Endlich kam der Herr Schulmeister in Schilda an, und erkundigte sich nach dem Hause seines Sohnes, des Herrn Prorektors. Man zeigte es ihm.
Furchtsam trat er in das Haus seiner Magnificenz, und erkundigte sich bey dem im Vorsaal stehenden Pedell: Ob der Herr zu sprechen wären.
Wer ist Er? schnurrte ihn der Pedell an.
Hochzugebietender Herr, entgegnete der Schulmeister, ich bin der Schuldiener Stax von Dambach, und habe die Ehre, des Herrn Magnificenz Herr Vater zu seyn.
Ah, so, so! Nun, will Ihn melden.
Der Pedell trat ins Zimmer: Ew. Magnificenz, sagte er, es ist ein Fremder draußen, der Sie gern sprechen mögte.
Prorektor: Wer ist's?
Pedell: Er sagt, er sey der Schulmeister von Dambach, Ew. Magnificenz Vater.
Prorektor: Wer weiß auch, ob das wahr ist! Ihm sey aber, wie ihm wolle, ich kann den Mann nicht sprechen. Ich habe zu thun. Hier, ( er greift in den Pult, und giebt dem Pedell Geld) geben Sie ihm das, und sagen Sie ihm, er solle nur in Gottes Namen wieder abreisen.
Der Pedell kam heraus, und richtete den Auftrag des Prorektors noch zehnmal impertinenter aus, als er war gegeben worden, so recht nach Pedellen-Mode.

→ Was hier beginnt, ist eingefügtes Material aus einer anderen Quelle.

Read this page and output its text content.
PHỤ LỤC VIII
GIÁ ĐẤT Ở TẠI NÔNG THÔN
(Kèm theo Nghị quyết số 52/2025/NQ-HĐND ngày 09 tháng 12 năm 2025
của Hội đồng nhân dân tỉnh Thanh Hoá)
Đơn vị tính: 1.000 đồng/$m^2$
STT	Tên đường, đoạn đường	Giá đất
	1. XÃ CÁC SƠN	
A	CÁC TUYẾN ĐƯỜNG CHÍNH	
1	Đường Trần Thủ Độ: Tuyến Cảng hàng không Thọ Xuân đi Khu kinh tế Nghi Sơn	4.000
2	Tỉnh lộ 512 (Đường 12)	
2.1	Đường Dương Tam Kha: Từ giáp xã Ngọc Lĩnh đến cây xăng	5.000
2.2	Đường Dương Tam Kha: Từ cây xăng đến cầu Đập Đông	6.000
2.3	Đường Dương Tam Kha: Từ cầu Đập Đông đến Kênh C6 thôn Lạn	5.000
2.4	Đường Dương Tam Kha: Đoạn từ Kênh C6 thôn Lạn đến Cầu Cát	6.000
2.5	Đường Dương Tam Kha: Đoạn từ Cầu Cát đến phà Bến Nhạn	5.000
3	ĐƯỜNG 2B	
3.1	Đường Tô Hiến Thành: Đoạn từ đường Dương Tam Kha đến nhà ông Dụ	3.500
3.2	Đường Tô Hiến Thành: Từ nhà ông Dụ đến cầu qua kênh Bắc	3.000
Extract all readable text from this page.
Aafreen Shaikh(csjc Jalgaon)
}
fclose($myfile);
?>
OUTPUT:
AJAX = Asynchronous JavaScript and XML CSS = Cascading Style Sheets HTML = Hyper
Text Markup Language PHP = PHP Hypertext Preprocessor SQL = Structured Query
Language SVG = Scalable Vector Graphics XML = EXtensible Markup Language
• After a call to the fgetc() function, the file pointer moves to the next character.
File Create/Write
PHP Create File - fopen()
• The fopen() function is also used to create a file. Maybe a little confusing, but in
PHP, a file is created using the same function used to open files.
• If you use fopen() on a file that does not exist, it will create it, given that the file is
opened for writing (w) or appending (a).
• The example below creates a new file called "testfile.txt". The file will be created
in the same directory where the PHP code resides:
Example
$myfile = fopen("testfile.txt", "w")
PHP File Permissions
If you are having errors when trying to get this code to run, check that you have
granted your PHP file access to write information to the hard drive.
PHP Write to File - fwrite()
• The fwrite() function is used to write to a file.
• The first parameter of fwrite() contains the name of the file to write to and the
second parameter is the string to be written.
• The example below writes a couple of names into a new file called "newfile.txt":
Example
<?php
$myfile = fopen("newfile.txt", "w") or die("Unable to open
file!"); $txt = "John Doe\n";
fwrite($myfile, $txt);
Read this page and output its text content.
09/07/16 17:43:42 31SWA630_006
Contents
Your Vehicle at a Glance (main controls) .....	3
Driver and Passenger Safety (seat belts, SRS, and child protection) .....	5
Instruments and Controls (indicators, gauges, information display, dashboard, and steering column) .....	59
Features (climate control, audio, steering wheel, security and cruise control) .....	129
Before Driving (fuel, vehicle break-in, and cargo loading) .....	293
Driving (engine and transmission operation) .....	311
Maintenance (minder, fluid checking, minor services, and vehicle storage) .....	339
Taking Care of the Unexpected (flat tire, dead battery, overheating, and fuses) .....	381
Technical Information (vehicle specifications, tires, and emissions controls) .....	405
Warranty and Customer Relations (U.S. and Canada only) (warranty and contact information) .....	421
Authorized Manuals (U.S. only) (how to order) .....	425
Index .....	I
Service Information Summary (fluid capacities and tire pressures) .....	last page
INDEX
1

Der alte Stax stand da und zitterte vor Schreck und Bosheit. Lange konnte er kein Wort herausbringen. Als ihm aber der Pedell das Geld hinreichte, welches ihm sein Sohn wollte geben lassen, fand er die Sprache, und mit jener Energie, womit er sonst seine Schüler herzunehmen gewohnt war, sagte er:
Geh er nur hin, Herr, und sag' er meinem Büffel von Sohn, ich brauchte sein Geld nicht, wollte ihn aber auch nicht mehr sehen, in meinem Leben nicht mehr. Wenn er, mein Schlingel, so ein Röckel ist, daß er seinen alten, betagten Vater, der den Buben groß gezogen hat, nicht mehr kennen will: so mag auch ich nichts mehr mit ihm zu thun haben. Das sag' er ihm nur, Herr, und damit Adjöh!
Der Pedell berichtete alles, was der Schulmeister gesagt hatte, dem Prorektor haarklein; und dieser wollte eben die Häscher aufbieten lassen, um den Alten ins Carcer zu werfen, als die Frau Magnificenzin, welche im Nebenzimmer alles gehört hatte, hereinstürzte und mit gebieterischer Stimme rief: Mann, ei Mann, bist du denn ganz und gar verrückt? Willst dich wohl vor der ganzen Welt blamiren! Soll's denn recht in der Leute Mäuler herumkommen, daß du von geringer Herkunft bist? Wie würde die Frau Inspektorin Tiefenthal, die Strumpffabrikantin Oberoh, und vorzüglich die langbeinige Kammerräthin Hosius sich über mich erheben, wenn sie wüßten, daß mein Schwiegervater ein armer Dorfschulmeister ist! Es wird mir grün und gelb, wenn ich nur dran denke! Laß immer den Alten gehen, wo er hergekommen ist. Hast du's gehört, Mann?«
Der Herr Prorektor hatte nichts gegen die Vorstellungen seiner Frau einzuwenden, und bestellte die Häscher nicht, um seinen Vater aufs Carcer einzusperren.